Selain digitalisasi, Pelindo Sinergi Lokaseva menekankan pentingnya integrasi antara pelabuhan dan kawasan pendukung atau port-hinterland integration. Pelabuhan tidak dapat dipandang sebagai fasilitas yang berdiri sendiri karena kelancaran aktivitasnya sangat bergantung pada kawasan industri, pergudangan, jaringan transportasi, dan pusat distribusi di sekitarnya. Integrasi yang lebih baik dapat memperlancar pergerakan barang dari dan menuju pelabuhan. Pendekatan tersebut juga berpotensi membantu menekan biaya logistik dengan mengurangi hambatan dalam rantai distribusi. Dengan ekosistem yang lebih terhubung, pelabuhan dapat berperan lebih besar sebagai penggerak aktivitas ekonomi.
Partisipasi Pelindo Sinergi Lokaseva dalam forum internasional tersebut sekaligus menjadi kesempatan untuk memperkenalkan pengalaman Indonesia dalam melakukan transformasi pelabuhan. Indonesia memiliki wilayah kepulauan yang luas sehingga konektivitas maritim menjadi bagian penting dalam mendukung distribusi barang dan aktivitas ekonomi. Pengembangan pelabuhan yang terintegrasi dengan kawasan industri dan jaringan logistik dapat memperkuat konektivitas antardaerah. Pengalaman tersebut dapat menjadi bahan pertukaran pengetahuan dengan negara-negara ASEAN yang menghadapi tantangan serupa. Kolaborasi regional dinilai penting untuk membangun jaringan maritim yang semakin kuat dan adaptif.

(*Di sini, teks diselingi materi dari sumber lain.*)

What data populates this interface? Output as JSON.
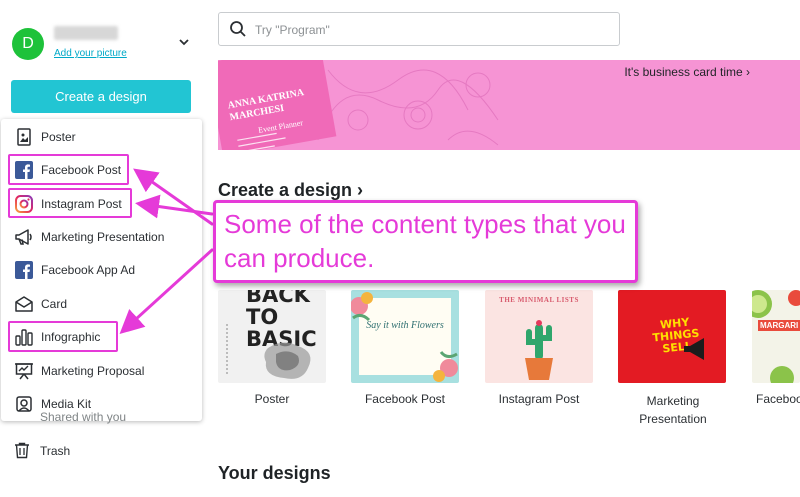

Forum ASEAN Ports and Logistics 2026 juga membuka peluang kerja sama antara berbagai pemangku kepentingan di sektor maritim. Kegiatan tersebut mempertemukan operator pelabuhan, perusahaan logistik, pelayaran, regulator, investor, serta pelaku industri dari kawasan Asia Tenggara. Interaksi antarpelaku industri dapat membuka peluang pengembangan teknologi, investasi, dan model bisnis baru di sektor kepelabuhanan. Kerja sama lintas negara juga dapat mendukung peningkatan konektivitas perdagangan regional. Pelindo Sinergi Lokaseva menyatakan terbuka terhadap kolaborasi dengan berbagai mitra strategis untuk mengembangkan ekosistem pelabuhan yang lebih terintegrasi.

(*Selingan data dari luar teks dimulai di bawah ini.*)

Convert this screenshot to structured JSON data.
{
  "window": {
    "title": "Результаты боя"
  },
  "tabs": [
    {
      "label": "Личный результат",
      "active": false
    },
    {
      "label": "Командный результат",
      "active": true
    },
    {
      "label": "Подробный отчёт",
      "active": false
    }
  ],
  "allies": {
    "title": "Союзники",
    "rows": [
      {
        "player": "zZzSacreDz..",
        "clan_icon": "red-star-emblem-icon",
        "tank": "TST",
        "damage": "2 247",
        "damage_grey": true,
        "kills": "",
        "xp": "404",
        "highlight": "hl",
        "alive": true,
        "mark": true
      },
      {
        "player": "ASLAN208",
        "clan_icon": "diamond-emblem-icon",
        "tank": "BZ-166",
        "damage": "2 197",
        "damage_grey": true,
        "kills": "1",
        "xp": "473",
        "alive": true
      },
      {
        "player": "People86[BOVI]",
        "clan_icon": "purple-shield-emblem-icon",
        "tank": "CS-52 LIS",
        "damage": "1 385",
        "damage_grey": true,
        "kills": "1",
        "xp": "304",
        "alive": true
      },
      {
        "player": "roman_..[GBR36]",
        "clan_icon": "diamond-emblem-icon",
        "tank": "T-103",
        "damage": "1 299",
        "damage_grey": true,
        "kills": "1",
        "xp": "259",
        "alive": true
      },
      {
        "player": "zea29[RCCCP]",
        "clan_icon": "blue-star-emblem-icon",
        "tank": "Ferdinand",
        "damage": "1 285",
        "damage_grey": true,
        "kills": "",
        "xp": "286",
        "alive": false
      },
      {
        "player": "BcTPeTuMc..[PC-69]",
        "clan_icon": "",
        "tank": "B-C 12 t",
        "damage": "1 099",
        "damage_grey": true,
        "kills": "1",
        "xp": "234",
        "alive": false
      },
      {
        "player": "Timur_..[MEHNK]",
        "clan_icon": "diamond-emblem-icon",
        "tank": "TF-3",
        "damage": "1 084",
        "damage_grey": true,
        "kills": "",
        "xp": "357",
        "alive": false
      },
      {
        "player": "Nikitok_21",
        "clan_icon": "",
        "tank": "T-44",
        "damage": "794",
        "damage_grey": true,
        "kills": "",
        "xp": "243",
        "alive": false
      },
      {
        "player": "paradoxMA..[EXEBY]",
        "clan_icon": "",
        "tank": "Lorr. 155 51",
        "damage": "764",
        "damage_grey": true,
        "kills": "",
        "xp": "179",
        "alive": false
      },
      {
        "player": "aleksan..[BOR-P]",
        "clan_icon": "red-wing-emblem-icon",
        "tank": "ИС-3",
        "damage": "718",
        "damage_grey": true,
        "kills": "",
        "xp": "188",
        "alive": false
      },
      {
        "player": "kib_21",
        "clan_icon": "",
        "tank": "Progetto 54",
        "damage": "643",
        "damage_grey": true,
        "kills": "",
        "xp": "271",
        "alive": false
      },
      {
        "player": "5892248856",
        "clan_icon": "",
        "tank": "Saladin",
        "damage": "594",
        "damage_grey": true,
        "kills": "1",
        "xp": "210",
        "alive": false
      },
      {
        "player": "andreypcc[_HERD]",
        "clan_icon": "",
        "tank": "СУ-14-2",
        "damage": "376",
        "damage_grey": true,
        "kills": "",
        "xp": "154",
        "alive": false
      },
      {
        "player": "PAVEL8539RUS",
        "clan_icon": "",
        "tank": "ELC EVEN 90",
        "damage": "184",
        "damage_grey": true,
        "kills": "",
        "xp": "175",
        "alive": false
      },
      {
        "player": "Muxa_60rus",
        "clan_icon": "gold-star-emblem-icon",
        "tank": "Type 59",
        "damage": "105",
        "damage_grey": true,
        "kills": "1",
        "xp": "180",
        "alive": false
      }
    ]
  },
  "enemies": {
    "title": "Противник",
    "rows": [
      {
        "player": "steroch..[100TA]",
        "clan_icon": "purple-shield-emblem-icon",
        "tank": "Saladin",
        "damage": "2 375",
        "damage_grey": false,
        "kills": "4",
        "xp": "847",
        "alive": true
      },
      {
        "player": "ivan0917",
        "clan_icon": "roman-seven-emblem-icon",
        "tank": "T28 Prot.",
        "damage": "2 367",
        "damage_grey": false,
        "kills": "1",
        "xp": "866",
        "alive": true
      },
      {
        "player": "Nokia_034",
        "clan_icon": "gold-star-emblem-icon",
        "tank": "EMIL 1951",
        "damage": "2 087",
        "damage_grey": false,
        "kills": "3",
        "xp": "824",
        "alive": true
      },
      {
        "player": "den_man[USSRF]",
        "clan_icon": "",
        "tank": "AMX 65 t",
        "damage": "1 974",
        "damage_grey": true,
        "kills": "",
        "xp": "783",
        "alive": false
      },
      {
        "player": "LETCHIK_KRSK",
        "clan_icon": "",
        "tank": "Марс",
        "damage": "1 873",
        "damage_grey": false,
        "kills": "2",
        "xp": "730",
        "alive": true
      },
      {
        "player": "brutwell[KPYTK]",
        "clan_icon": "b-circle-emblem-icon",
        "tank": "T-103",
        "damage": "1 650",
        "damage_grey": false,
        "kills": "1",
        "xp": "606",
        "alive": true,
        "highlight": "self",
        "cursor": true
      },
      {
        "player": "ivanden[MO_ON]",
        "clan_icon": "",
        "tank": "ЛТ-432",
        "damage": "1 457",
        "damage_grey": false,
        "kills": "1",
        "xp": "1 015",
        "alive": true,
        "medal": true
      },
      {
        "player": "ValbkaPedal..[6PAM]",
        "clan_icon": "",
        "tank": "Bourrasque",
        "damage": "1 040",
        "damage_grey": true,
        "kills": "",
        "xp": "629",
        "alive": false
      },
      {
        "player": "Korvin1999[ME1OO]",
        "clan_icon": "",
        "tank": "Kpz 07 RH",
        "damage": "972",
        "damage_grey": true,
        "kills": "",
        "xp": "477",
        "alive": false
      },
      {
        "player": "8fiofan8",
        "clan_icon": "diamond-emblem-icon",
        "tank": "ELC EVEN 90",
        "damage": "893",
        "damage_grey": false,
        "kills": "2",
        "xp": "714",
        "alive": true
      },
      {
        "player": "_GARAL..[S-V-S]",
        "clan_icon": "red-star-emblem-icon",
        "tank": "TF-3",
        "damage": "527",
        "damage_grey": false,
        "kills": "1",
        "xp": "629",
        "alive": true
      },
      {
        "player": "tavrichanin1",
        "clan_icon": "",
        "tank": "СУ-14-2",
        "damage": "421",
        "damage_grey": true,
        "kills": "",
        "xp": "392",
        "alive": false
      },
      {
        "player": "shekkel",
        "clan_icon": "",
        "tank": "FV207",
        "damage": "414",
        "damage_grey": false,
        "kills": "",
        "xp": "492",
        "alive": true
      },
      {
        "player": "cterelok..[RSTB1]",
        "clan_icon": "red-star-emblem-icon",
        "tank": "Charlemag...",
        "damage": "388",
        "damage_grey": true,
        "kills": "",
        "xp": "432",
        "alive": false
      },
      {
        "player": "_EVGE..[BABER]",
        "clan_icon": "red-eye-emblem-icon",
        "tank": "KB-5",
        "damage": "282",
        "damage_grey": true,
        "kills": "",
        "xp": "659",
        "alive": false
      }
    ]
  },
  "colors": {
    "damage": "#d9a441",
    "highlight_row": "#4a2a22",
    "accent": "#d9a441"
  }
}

Penguatan resiliensi pelabuhan pada akhirnya berkaitan dengan kemampuan menjaga kelancaran rantai pasok ketika terjadi gangguan. Pelabuhan harus mampu beradaptasi terhadap perubahan pola perdagangan, gangguan jalur pelayaran, maupun perubahan kebutuhan industri. Peningkatan kualitas layanan dan penerapan teknologi dapat membantu mempercepat respons ketika terjadi perubahan kondisi. Sementara integrasi kawasan dapat memberikan fleksibilitas lebih besar dalam mengelola arus barang. Kombinasi berbagai pendekatan tersebut diharapkan dapat membuat ekosistem pelabuhan lebih tangguh dalam menghadapi ketidakpastian global.
Melalui partisipasinya di forum ASEAN, Pelindo Sinergi Lokaseva menegaskan komitmen untuk terus mendukung transformasi ekosistem kepelabuhanan Indonesia dan kawasan. Penguatan digitalisasi, integrasi pelabuhan dengan kawasan pendukung, peningkatan kualitas layanan, serta kolaborasi dengan mitra strategis menjadi bagian dari upaya tersebut. Strategi itu diharapkan mampu meningkatkan daya saing pelabuhan sekaligus memperkuat konektivitas maritim Indonesia dengan negara-negara ASEAN. Dengan ekosistem yang lebih terintegrasi dan adaptif, pelabuhan diharapkan dapat tetap menjadi penggerak perdagangan dan pertumbuhan ekonomi di tengah perubahan global yang semakin dinamis.